Baca Juga: Melihat perjalanan suaka si maskot Jakarta di Pulau Kotok
Program suaka JAAN merawat dan merahabilitasi elang bondol dengan kondisi fisik beragam. Di Pulau Kotok terdapat kandang raksasa bertuliskan Sanctuary.
Kandang ini berisi beberapa elang bondol bernama Latin Haliastur Indus yang cacat. Alhasil, maskot Provinsi DKI Jakarta ini tidak bisa dilepasliarkan lagi.
Menurut Benvika, di dalam kandang tersebut, elang bondol mengalami patah sayap sehingga tidak bisa terbang, atau matanya luka karena terkena jaring penangkap burung.
“Elang ini sitaan dari BKSDA (Balai Konservasi Sumber Daya Alam) yang melalukan operasi di beberapa daerah. Mereka dipelihara manusia di dalam sangkar yang sempit, sehingga berisiko sayap patah. Bahkan, dengan menjadi binatang peliharaan, membuat elang bondol kehilangan nalurinya menangkap ikan hidup,” jelas Benvika.
Itu sebabnya, konservasi elang bondol di Pulau Kotok terdiri dalam beberapa bagian. Bila satwa predator kondisi fisiknya baik, akan masuk ke kelompok Treatment 1 atau berada dalam kandang besar.
Mereka mendapat pakan ikan mati di dalam kolam buatan. Perlahan, elang-elang itu akan mulai mencoba pakan ikan hidup untuk merangsang naluri berburu, kelak saat dilepas ke alam bebas.
Jika lulus, elang bondol akan masuk dalam kelompok Treatment 2. Di kelas ini, mereka sudah mulai agresif dan memperoleh pakan ikan hidup juga dipisah satu sama lain.

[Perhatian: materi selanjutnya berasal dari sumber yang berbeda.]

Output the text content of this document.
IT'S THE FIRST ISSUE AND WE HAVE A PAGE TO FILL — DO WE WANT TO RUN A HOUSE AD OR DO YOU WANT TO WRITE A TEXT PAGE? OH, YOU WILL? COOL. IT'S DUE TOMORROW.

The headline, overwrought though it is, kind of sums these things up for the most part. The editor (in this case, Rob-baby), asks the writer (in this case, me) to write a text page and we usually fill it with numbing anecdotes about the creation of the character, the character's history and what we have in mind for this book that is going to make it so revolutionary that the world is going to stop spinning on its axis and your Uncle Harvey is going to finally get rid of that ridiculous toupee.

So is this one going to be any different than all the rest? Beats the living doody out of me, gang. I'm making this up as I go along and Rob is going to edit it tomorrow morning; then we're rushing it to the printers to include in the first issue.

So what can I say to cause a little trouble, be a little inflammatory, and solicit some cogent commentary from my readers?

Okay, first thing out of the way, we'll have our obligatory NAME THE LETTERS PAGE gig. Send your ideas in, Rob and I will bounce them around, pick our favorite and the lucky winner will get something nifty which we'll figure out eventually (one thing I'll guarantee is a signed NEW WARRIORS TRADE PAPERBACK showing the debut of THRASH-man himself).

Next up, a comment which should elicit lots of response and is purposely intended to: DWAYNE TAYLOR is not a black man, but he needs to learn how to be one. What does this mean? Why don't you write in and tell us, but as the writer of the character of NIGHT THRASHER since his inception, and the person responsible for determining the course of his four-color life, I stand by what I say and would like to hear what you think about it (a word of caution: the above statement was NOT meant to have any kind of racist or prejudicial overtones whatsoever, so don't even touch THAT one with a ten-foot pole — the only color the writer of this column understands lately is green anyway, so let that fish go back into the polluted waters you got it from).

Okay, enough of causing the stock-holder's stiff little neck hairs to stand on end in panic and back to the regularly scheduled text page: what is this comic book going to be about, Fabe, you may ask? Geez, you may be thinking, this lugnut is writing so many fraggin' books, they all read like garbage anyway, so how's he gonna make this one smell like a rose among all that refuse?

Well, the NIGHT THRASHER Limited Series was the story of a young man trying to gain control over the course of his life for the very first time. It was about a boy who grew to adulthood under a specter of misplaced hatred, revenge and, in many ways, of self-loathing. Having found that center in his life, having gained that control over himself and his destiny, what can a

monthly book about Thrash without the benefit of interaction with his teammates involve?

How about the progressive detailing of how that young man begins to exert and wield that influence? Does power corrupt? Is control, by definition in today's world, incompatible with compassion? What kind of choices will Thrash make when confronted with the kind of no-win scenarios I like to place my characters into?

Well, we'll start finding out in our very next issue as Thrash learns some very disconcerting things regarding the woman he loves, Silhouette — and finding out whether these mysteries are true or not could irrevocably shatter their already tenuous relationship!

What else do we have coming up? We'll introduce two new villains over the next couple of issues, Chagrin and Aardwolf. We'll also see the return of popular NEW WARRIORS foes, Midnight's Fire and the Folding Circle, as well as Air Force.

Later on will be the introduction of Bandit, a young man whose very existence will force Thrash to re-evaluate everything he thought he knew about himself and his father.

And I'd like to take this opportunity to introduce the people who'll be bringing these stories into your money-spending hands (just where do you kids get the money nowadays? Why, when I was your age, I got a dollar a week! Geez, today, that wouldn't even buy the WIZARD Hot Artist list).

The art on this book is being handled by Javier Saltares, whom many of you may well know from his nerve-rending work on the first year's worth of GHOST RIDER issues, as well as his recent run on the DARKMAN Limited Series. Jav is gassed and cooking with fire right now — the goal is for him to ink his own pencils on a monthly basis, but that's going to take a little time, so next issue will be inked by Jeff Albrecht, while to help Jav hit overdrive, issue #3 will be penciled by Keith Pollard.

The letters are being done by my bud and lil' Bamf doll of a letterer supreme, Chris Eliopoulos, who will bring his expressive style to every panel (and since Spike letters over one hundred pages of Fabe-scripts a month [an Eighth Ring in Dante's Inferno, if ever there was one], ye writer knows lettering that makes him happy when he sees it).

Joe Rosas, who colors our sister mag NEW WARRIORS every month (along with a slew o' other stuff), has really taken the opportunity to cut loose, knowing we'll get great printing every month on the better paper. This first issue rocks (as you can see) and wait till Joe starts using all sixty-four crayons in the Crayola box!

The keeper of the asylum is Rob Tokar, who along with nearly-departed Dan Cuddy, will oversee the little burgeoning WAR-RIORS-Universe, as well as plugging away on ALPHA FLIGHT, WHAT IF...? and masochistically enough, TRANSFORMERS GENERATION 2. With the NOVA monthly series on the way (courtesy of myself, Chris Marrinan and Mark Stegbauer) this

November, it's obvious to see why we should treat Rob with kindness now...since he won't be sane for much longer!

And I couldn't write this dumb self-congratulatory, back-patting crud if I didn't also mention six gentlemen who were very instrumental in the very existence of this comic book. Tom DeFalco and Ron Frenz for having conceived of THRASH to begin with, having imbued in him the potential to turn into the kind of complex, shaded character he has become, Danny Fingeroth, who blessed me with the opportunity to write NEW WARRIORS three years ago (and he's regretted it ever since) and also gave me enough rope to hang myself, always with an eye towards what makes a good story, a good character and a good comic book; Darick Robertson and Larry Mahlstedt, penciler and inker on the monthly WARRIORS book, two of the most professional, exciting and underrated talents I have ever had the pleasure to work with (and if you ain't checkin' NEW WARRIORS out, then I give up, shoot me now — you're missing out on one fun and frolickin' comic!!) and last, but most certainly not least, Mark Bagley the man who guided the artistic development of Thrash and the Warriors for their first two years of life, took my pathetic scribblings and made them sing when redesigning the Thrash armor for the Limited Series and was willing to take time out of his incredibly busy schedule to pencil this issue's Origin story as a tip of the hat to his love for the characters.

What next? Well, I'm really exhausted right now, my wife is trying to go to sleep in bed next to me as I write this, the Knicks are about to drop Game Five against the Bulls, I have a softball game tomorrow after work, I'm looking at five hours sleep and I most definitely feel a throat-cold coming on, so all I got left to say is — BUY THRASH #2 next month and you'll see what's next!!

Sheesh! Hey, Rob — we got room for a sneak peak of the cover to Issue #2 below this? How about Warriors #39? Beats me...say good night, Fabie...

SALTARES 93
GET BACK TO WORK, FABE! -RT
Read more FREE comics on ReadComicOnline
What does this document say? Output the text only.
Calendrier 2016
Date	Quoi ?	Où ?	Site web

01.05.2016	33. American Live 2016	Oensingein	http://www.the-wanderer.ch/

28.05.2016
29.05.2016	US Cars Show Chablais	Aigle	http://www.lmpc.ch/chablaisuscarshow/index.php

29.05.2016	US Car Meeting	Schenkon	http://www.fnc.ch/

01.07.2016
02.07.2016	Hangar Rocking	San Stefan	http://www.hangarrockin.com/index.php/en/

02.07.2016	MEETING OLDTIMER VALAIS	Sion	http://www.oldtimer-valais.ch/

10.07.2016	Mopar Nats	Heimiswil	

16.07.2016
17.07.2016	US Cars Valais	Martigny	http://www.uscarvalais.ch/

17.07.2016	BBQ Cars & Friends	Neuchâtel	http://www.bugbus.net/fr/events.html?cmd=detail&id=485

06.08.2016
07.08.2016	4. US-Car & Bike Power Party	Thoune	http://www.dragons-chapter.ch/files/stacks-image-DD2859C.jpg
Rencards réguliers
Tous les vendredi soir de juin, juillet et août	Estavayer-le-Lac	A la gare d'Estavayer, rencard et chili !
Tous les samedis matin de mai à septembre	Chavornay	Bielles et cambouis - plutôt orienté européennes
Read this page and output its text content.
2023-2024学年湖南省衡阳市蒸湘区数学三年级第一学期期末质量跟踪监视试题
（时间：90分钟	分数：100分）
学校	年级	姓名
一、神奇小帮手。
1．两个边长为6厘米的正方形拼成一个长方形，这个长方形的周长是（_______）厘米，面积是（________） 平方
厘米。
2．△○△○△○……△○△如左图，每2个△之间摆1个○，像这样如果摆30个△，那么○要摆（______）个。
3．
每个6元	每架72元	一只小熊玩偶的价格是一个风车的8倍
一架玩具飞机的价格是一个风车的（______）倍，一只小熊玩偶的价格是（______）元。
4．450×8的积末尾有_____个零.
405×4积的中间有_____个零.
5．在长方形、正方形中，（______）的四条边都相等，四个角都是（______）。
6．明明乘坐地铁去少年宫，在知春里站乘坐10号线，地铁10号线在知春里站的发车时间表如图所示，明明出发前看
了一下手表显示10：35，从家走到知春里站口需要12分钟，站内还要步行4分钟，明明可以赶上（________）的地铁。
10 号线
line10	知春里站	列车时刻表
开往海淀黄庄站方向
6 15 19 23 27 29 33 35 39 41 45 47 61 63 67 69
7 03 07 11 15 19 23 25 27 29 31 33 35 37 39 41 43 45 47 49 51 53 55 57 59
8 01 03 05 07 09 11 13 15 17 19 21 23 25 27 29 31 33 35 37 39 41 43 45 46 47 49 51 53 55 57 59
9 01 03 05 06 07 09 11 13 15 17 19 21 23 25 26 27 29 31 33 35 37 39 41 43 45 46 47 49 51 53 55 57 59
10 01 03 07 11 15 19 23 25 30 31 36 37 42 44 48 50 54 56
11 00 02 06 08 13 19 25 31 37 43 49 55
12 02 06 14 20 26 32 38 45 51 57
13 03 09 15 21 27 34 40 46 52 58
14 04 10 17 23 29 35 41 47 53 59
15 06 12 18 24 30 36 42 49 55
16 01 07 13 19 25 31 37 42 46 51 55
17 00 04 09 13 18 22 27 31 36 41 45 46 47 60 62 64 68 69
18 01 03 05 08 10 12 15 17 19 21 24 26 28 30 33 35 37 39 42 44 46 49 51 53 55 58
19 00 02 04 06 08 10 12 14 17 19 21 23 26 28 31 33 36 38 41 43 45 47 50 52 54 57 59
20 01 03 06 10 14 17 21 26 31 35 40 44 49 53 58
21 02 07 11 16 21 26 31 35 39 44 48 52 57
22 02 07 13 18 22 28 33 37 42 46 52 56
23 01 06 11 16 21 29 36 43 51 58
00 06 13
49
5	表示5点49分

Selanjutnya, elang bondol dibawa ke elompok SOS 2 atau tempat sosialisasi. Di dalam area SOS 2, tidak boleh terdengar suara manusia atau kegaduhan. Sebab, di kandang semi terbuka ini, mereka menjalani tes kemampuannya hidup mandiri sebelum dilepasliarkan.
Baca Juga: Pertamina ajak milenial dukung pelestarian elang bondol
Melihat populasinya yang kian sedikit, sejak 2017 Pertamina MOR III turut mendukung program pelestarian elang bondol di Pulau Kotok, dengan menggandeng JAAN dan BKSDA DKI Jakarta.
"Karena wilayah operasi Pertamina MOR III salah satunya di Provinsi DKI Jakarta, kami merasa peduli untuk menjaga keberadaan elang bondol yang juga merupakan satwa maskot Provinsi DKI Jakarta," ujar Dewi Sri Utami, Unit Manager Communication Relations & CSR Pertamina MOR III.
Dukungan Pertamina pada 2019 melalui pengadaan alat geotagging, yakni alat untuk melihat posisi elang bondol setelah dilepasliarkan. Selain itu, bantuan perawatan konservasi kandang sanctuary serta mesin kapal untuk mendukung mobilitas tim JAAN ke Pulau Kotok.
Untuk mendukung pengenalan satwa langka ini, Pertamina dan JAAN juga menggelar Program Sahabat Semata. Mereka mengajak 60 siswa SMA dan mahasiswa perguruan tinggi yang terpilih menjadi Duta Elang Bondol untuk datang dan melihat langsung habitat di Pulau Kotok.
Duta Elang Bondol merupakan pelajar dari 10 SMA dan mahasiswa asal 5 universitas di DKI Jakarta. Kelak, merek bisa menjadi motor penggerak pengenalan Satwa Maskot Jakarta kepada teman-teman maupun komunitas milennial.
Najla Fakhriyah, misalnya, mahasiswi Universitas Pertamina. "Ini merupakan kesempatan langka, bisa menambah pengetahuan dan saya bisa tahu lebih banyak tentang konservasi elang bondol," ujar mahasiswi yang aktif di kelompok pencinta alam ini.